Update, 20:20 Uhr: Russische Streitkräfte haben bei einem Luftangriff auf Häfen bei Odessa mindestens zwei Menschen getötet und acht weitere verletzt. Die russische Armee setzte dabei Drohnen und Raketen gegen die strategisch wichtigen Hafenanlagen Piwdennyj und Tschornomorsk ein, wie der Gouverneur des Gebietes Odessa, Oleh Kiper, auf Telegram mitteilte.

Der Angriff richtete erhebliche Schäden an der Hafeninfrastruktur an, über die die Ukraine ihre wichtigen Getreide- und Agrarexporte abwickelt.
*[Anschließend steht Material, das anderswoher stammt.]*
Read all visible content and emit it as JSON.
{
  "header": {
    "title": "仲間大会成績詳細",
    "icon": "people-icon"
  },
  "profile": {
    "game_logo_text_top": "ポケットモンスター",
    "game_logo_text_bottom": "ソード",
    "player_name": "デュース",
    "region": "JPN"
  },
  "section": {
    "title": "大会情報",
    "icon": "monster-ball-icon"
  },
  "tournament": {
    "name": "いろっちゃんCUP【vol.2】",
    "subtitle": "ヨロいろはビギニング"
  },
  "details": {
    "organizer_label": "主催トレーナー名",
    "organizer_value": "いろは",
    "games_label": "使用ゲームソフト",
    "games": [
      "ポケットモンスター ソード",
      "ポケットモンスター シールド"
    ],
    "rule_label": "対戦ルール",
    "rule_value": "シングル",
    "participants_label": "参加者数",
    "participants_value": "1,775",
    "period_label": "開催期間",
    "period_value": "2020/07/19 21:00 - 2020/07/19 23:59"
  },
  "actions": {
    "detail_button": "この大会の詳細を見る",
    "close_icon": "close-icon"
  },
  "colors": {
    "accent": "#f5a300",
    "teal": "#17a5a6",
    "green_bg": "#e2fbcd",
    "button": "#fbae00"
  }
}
Kiper veröffentlichte Bilder von zerstörten Containern und beschädigten Lastwagen. In der Stadt Odessa selbst waren Explosionen zu hören. Russland beschießt im Ukraine-Krieg die Hafenanlagen, aber auch die Stadt Odessa selbst immer wieder.

Ukraine-Krieg aktuell: Polen offen für Stationierung deutscher Soldaten im Grenzgebiet zur Ukraine

Update, 19:15 Uhr: Polens Außenminister Radosław Sikorski hat sich offen für eine mögliche Entsendung deutscher Soldaten zur Absicherung eines Ukraine-Waffenstillstands gezeigt. Eine Präsenz von Bundeswehrsoldaten auf polnischem Boden wäre insofern keine Neuigkeit, sagte Sikorski nach Beratungen in Paris mit Blick auf bereits bestehende militärische Kooperation zwischen beiden Ländern. Bei gemeinsamen Übungen hätten deutsche Generäle polnische Panzerbrigaden befehligt und umgekehrt. Sikorski dankte Deutschland ausdrücklich für die Präsenz deutscher Soldaten zur Absicherung des Flughafens Rzeszów, der für die Ukraine-Unterstützung wichtig ist.
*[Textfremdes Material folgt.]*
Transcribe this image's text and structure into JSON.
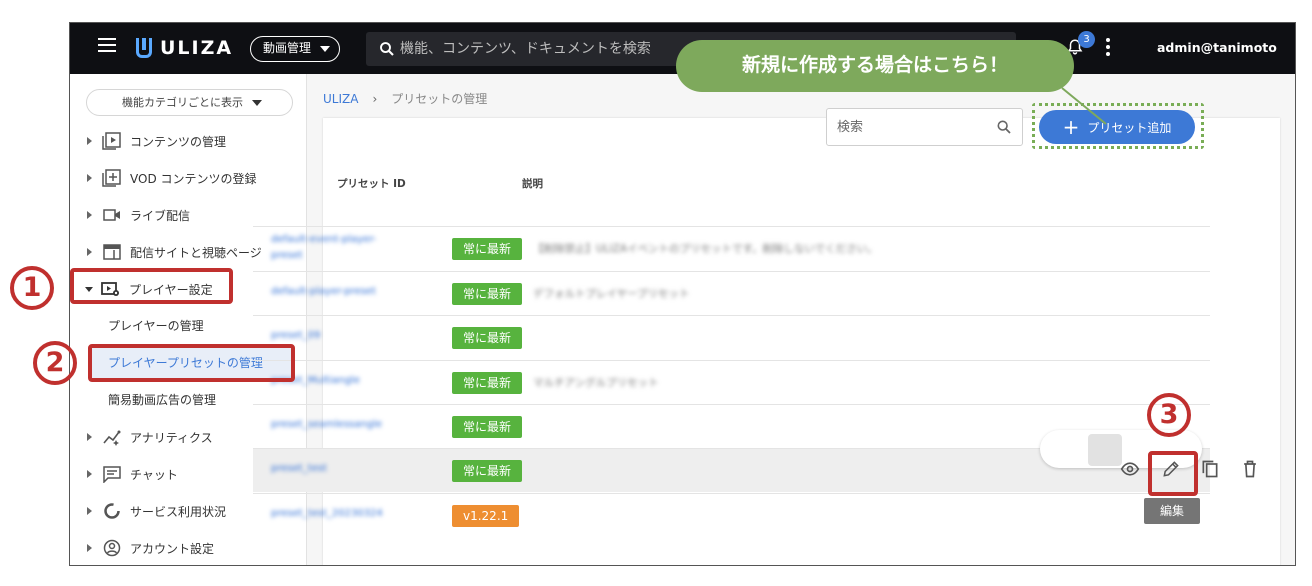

Kanzler Merz stellt dem ukrainischen Präsidenten Wolodymyr Selenskyj weitreichende deutsche Unterstützung in Aussicht.

Bundeskanzler Friedrich Merz hatte am Dienstag erstmals die Beteiligung der Bundeswehr an einer Friedenssicherung in Aussicht gestellt – nicht in der Ukraine selbst, aber auf NATO-Boden nahe der Grenze.

Ukraine-Krieg aktuell: Pistorius fordert konkrete Pläne für militärischen Schutz nach Friedenslösung

Update, 17:45 Uhr: Verteidigungsminister Boris Pistorius (SPD) hat konkrete Planungen für den militärischen Schutz bei einer Friedenslösung im Ukraine-Krieg gefordert. „Mir ist wichtig, dass die Unterstützerländer der Ukraine konkrete Beiträge für die Absicherung einer möglichen politischen Beendigung des russischen Angriffskriegs in der Ukraine erarbeiten“, sagte Pistorius der Deutschen Presse-Agentur.

Bei einem Treffen der „Koalition der Willigen“ in Paris hatte eine internationale Schutztruppe zur militärischen Absicherung eines möglichen Waffenstillstands Form angenommen. Bundeskanzler Friedrich Merz (CDU) stellte dabei auch eine Beteiligung der Bundeswehr in Aussicht – nicht in der Ukraine selbst, aber auf NATO-Boden nahe der Grenze. „Voraussetzung dafür ist, dass Putin endlich ernsthaft zu einem Waffenstillstand bereit ist und das brutale Töten beendet“, betonte der Verteidigungsminister.

Ukraine-Krieg aktuell: Bundesregierung hofft auf anhaltende US-Unterstützung

Update, 16:35 Uhr: Die Bundesregierung hat ihre Hoffnungen auf eine anhaltende US-Unterstützung bei der Friedenssuche im Ukraine-Krieg bekräftigt. Regierungssprecher Stefan Kornelius erklärte nach dem Pariser Treffen der „Koalition der Willigen“: „Wir gehen davon aus, dass die Zusagen der USA stark sind.“ Ohne amerikanischen Druck sei ein Fortschritt im politischen Prozess kaum vorstellbar, betonte der Sprecher weiter. „Wir sind in diesem politischen Prozess nur deswegen an dieser Stelle, weil die Vereinigten Staaten nun bereit sind, diesen Druck auszuüben und diese Kaskade an politischen, militärischen und wirtschaftlichen Maßnahmen in Aussicht zu stellen.“

Ukraine-Krieg aktuell: Selenskyj hofft auf neues Treffen mit Trump in Washington

Update, 15:15 Uhr: Der ukrainische Präsident Wolodymyr Selenskyj hat seine Hoffnung auf ein baldiges Treffen mit US-Präsident Donald Trump geäußert und Washington als möglichen Ort genannt. Gleichzeitig kritisierte er, von seinen Verbündeten noch keine klare Antwort darauf erhalten zu haben, ob sie die Ukraine bei weiterer russischer Aggression beschützen würden.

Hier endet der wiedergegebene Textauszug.